I am trying to locate spots between New Richmond & Lawrence burg In. to go after the skipjacks With the price of gas That is about as far to drive from Cincinnati for me to go for them. I do realize they are in the river but need locations to fish from the bank or ramp areas. I did notice the Public Landing at Cincinnati is now OPEN so may give it a try in the next few days. Looks like I will be finally getting a line in the river on the evening & night of June 4th &5th. I will be fishing with a friend in his boat down by the Fernbank dam area.
I will post an update of how things work out on my web page next week. tight lines


----------



## fishdealer04 (Aug 27, 2006)

In the summertime I can catch a lot of the baby skipjack at morning and dusk through the Cincinnati area- but the only place I have ever caught the bigger skips is at the power plant discharge down by Tanners creek in lawrenceburg.

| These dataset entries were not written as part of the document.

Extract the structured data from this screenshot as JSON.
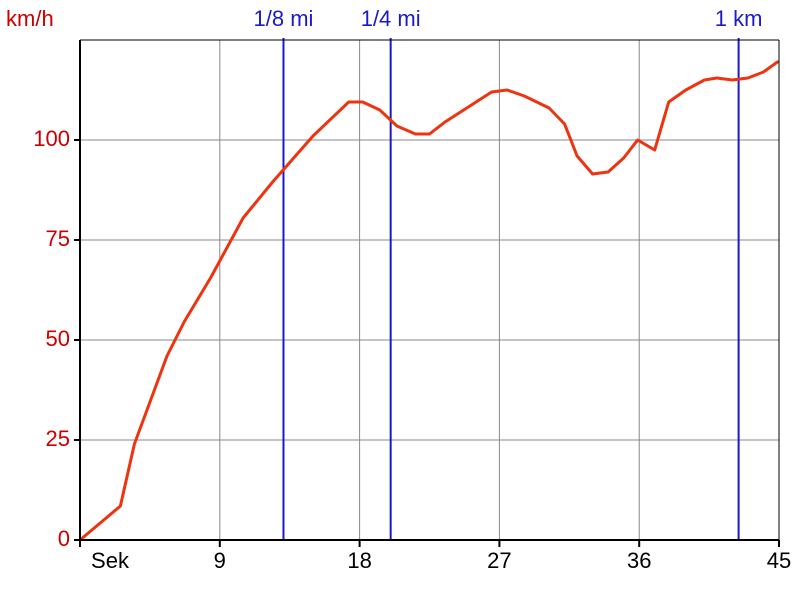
{
  "chart_data": {
    "type": "line",
    "title": "",
    "ylabel": "km/h",
    "xlabel": "Sek",
    "xlim": [
      0,
      45
    ],
    "ylim": [
      0,
      125
    ],
    "grid": true,
    "x_ticks": [
      0,
      9,
      18,
      27,
      36,
      45
    ],
    "x_tick_labels": [
      "Sek",
      "9",
      "18",
      "27",
      "36",
      "45"
    ],
    "y_ticks": [
      0,
      25,
      50,
      75,
      100
    ],
    "y_tick_labels": [
      "0",
      "25",
      "50",
      "75",
      "100"
    ],
    "colors": {
      "series": "#ee3311",
      "axis_labels": "#cc0000",
      "markers": "#1a1acc",
      "grid": "#888888",
      "axes": "#000000"
    },
    "markers": [
      {
        "label": "1/8 mi",
        "x": 13.1
      },
      {
        "label": "1/4 mi",
        "x": 20.0
      },
      {
        "label": "1 km",
        "x": 42.4
      }
    ],
    "series": [
      {
        "x": [
          0,
          2.6,
          3.5,
          5.6,
          6.7,
          8.4,
          10.5,
          12.4,
          15.0,
          17.3,
          18.2,
          19.3,
          20.4,
          21.6,
          22.5,
          23.5,
          25.3,
          26.5,
          27.5,
          28.6,
          30.2,
          31.2,
          32.0,
          33.0,
          34.0,
          35.0,
          35.9,
          37.0,
          37.9,
          39.0,
          40.2,
          41.0,
          42.0,
          43.0,
          44.0,
          44.9
        ],
        "y": [
          0,
          8.5,
          24,
          46,
          54.5,
          65.5,
          80.5,
          89.5,
          101,
          109.5,
          109.5,
          107.5,
          103.5,
          101.5,
          101.5,
          104.5,
          109,
          112,
          112.5,
          111,
          108,
          104,
          96,
          91.5,
          92,
          95.5,
          100,
          97.5,
          109.5,
          112.5,
          115,
          115.5,
          115,
          115.5,
          117,
          119.5
        ]
      }
    ]
  }
}
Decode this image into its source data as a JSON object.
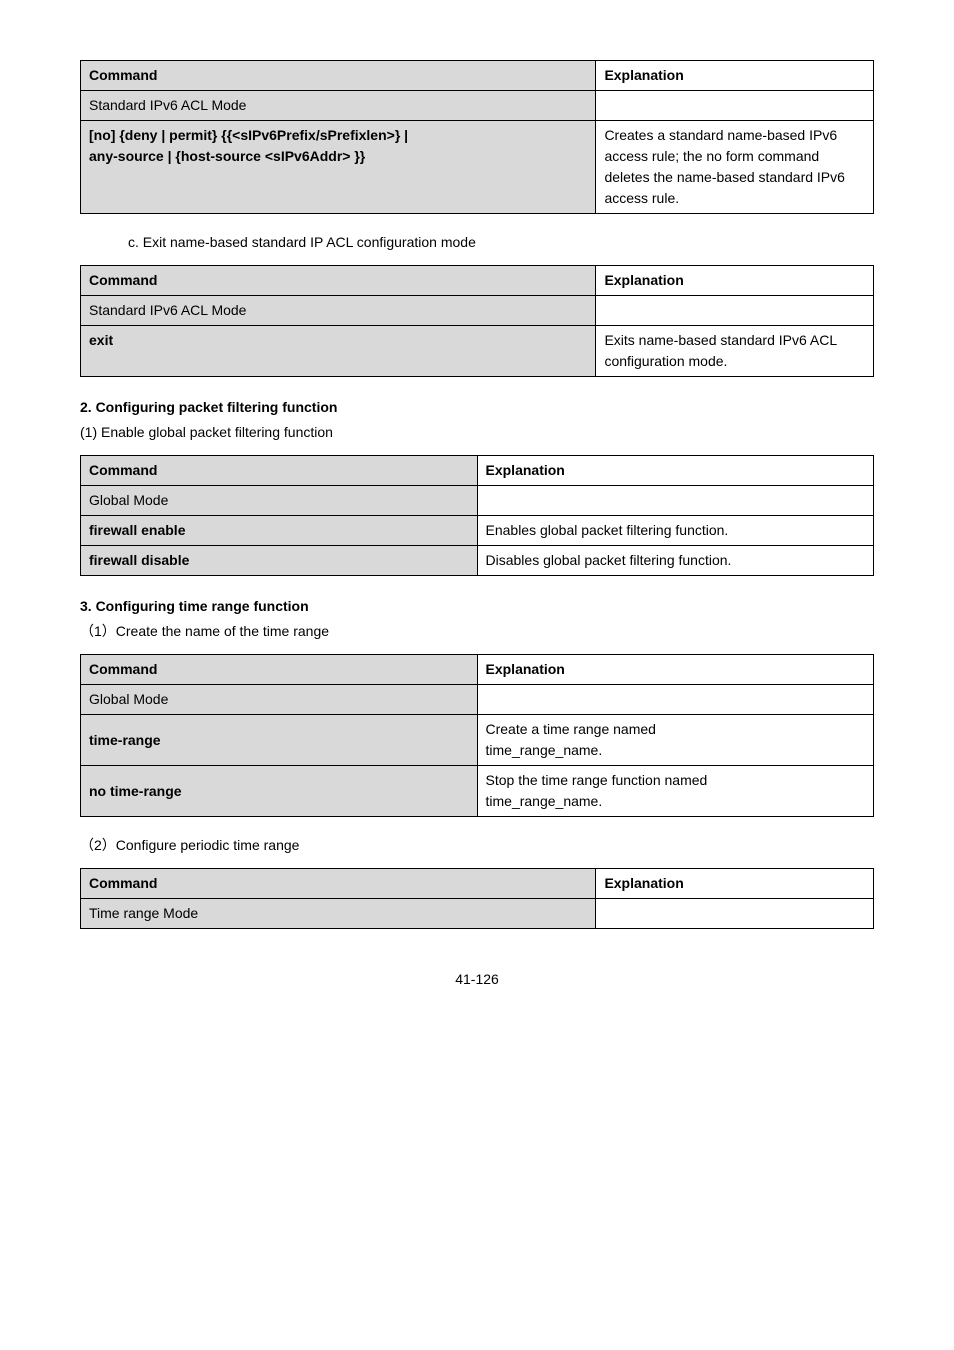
{
  "table1": {
    "header_left": "Command",
    "header_right": "Explanation",
    "row1_left": "Standard IPv6 ACL Mode",
    "row1_right": "",
    "row2_left_line1": "[no] {deny | permit} {{<sIPv6Prefix/sPrefixlen>} |",
    "row2_left_line2": "any-source | {host-source <sIPv6Addr> }}",
    "row2_right": "Creates a standard name-based IPv6 access rule; the no form command deletes the name-based standard IPv6 access rule."
  },
  "section_c": "c. Exit name-based standard IP ACL configuration mode",
  "table2": {
    "header_left": "Command",
    "header_right": "Explanation",
    "row1_left": "Standard IPv6 ACL Mode",
    "row1_right": "",
    "row2_left": "exit",
    "row2_right": "Exits name-based standard IPv6 ACL configuration mode."
  },
  "heading2": "2. Configuring packet filtering function",
  "sub2_1": "(1) Enable global packet filtering function",
  "table3": {
    "header_left": "Command",
    "header_right": "Explanation",
    "row1_left": "Global Mode",
    "row1_right": "",
    "row2_left": "firewall enable",
    "row2_right": "Enables global packet filtering function.",
    "row3_left": "firewall disable",
    "row3_right": "Disables global packet filtering function."
  },
  "heading3": "3. Configuring time range function",
  "sub3_1": "（1）Create the name of the time range",
  "table4": {
    "header_left": "Command",
    "header_right": "Explanation",
    "row1_left": "Global Mode",
    "row1_right": "",
    "row2_left": "time-range",
    "row2_right_line1": "Create a time range named",
    "row2_right_line2": "time_range_name.",
    "row3_left": "no time-range",
    "row3_right_line1": "Stop the time range function named",
    "row3_right_line2": "time_range_name."
  },
  "sub3_2": "（2）Configure periodic time range",
  "table5": {
    "header_left": "Command",
    "header_right": "Explanation",
    "row1_left": "Time range Mode",
    "row1_right": ""
  },
  "footer": "41-126"
}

Right now all the skips are running at the dams it seems like.


----------



## nlcatfish (Mar 21, 2005)

Lat evening I got some wax worms for bait and headed for the Cincinnati Public landing. There were a number of folks fishing on the Serpentine Wall and a couple guys right st the ramp. SO I went to the back of the Showboat to try my luck. There were some fish working just off the bank. I had my bait a couple feet below my bobber. The current was on the strong so I just let the bait drift with the current. I got a total of 8 decent skipjacks in a hours time. 3 of the were 9-10 inches the other were in the 5-6 inch range. At least I have something for catfish bait when I get out this coming week. While I was there is when I got the info concerning the Public landing I posted above Tight lines Norb


----------